Introduce the second clip from Super 8. Explain that Jack and Louis have been forced by circumstances to team up to rescue each of their children from an alien that has caused chaos in their neighbourhood. Ask the students to pay particular attention to what the two men say to each other and the reasons for their change of attitude.

  • Start time: 1.25.52 (beginning of chapter 18 of the DVD)
  • End time: 1.26.43
  • Clip length: 51 seconds

The clip starts with Jack (Kyle Chandler) and Louis (Ron Eldard) in the car together. The first line is Louis saying, ‘I came to your house that day…’. It ends with Jack saying, ‘It was an accident’ twice.

Ask the students why they think Jack was able to put aside his anger towards Louis. Draw out that the peril their children were in may well have put things into perspective – their children needed them to stop feuding in order to rescue them – but also that Louis’ apology was a first move towards reconciliation.
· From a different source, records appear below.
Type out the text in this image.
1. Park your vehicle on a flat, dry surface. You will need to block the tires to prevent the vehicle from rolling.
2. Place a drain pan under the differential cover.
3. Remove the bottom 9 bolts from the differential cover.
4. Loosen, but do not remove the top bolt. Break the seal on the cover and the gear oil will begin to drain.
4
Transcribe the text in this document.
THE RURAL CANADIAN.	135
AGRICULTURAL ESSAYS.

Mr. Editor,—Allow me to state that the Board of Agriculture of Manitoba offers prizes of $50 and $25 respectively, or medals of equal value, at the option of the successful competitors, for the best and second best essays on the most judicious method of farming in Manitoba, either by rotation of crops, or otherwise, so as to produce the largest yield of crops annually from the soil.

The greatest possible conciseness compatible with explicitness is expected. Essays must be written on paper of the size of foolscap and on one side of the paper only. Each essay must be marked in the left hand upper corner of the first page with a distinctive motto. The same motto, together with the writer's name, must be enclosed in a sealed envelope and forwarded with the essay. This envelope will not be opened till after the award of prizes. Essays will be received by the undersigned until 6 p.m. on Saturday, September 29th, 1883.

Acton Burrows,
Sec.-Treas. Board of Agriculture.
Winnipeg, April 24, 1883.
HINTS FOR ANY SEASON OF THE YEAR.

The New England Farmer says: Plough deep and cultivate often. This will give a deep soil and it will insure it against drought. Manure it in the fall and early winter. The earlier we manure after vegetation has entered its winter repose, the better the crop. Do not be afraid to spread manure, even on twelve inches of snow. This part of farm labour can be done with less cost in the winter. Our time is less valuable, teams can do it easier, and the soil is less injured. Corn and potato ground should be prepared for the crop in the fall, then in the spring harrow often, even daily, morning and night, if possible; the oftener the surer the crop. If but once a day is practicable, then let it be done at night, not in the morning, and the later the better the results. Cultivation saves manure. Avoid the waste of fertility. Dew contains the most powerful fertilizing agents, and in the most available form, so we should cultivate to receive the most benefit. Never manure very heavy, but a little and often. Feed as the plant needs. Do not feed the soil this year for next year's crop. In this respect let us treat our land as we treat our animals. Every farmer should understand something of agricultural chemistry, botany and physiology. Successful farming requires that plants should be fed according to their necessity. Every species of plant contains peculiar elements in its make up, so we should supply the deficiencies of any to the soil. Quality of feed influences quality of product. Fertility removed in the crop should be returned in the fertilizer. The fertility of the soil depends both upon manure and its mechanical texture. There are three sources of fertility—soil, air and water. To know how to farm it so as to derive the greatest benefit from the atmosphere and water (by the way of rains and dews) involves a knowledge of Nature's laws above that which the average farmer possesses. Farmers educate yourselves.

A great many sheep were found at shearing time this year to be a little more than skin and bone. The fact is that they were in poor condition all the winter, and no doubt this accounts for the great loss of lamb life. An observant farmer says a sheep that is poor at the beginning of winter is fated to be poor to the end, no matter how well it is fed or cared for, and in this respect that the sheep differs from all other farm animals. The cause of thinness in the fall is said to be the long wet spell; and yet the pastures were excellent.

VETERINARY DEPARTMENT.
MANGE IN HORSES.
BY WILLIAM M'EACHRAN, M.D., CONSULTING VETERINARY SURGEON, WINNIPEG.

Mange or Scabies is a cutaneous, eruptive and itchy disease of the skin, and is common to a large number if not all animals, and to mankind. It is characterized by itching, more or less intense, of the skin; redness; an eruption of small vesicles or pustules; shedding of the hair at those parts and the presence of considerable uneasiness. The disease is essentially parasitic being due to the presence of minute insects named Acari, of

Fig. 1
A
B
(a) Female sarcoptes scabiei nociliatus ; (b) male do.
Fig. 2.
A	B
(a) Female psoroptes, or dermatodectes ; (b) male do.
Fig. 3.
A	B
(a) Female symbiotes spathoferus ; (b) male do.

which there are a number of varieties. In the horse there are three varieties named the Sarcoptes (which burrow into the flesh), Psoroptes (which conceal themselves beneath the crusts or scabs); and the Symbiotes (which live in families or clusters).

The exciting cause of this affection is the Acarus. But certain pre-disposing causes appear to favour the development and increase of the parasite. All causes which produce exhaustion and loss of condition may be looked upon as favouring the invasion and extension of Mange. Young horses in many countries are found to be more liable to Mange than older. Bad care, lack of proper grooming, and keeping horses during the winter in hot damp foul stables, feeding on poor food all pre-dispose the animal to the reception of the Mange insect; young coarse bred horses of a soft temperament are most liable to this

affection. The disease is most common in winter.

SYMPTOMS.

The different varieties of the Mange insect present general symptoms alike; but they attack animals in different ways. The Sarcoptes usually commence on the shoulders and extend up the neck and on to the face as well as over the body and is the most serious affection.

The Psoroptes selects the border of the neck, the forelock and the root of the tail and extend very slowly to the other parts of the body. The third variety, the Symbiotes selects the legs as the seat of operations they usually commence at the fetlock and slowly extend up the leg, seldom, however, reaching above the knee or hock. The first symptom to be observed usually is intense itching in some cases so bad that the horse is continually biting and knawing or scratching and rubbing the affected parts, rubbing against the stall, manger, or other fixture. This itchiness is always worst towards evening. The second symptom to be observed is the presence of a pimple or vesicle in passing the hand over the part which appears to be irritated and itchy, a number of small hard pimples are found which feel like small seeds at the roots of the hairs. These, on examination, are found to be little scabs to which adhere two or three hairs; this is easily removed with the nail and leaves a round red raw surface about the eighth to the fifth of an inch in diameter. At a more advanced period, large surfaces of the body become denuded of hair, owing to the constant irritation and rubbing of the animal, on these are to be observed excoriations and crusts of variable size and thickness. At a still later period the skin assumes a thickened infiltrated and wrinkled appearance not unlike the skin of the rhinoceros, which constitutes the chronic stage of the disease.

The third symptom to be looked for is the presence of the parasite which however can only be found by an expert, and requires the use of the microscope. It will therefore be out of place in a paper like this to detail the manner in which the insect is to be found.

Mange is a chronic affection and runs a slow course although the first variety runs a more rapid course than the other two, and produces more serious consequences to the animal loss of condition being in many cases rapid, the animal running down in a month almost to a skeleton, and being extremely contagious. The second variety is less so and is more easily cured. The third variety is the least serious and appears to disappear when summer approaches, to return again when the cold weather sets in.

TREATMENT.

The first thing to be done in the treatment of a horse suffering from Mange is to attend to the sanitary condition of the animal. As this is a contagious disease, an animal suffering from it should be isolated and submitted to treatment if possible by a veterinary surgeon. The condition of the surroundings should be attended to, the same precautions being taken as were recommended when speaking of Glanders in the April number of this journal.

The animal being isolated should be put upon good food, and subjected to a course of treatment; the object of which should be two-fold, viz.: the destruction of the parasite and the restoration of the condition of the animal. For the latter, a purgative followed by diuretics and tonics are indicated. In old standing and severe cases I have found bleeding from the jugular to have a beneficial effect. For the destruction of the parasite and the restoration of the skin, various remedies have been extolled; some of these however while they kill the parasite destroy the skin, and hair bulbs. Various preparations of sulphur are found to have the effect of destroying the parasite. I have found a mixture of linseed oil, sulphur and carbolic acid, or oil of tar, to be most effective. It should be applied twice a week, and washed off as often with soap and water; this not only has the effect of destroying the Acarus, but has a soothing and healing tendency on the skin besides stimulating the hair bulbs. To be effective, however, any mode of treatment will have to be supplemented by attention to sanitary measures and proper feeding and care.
Read Colossians 1:21-23 with the students. Explain that the concept of reconciliation is at the heart of the Christian faith. Christians believe that for people to know peace, it is necessary for them to be forgiven by God for their sins against him. Christians believe that not only did Jesus’ death on the cross pay for those sins, but it was also a profound demonstration of forgiveness and reconciliation. Christians believe that God’s plan for reconciliation also results in a new relationship, not simply a mutual moving on and parting of the ways.


Ask the students to write a case study of a real life situation that they have faced where they had a choice of whether or not to forgive somebody. They should say whether or not they forgave, and what the consequences of their decision were.

Alternatively, students can write about a situation where they were forgiven for something when they felt that they didn’t deserve forgiveness, and the consequences of that decision.

Students’ case studies should also include a summary of the reasons why Christians believe that forgiveness is important, to demonstrate understanding of Christian perspectives on this subject.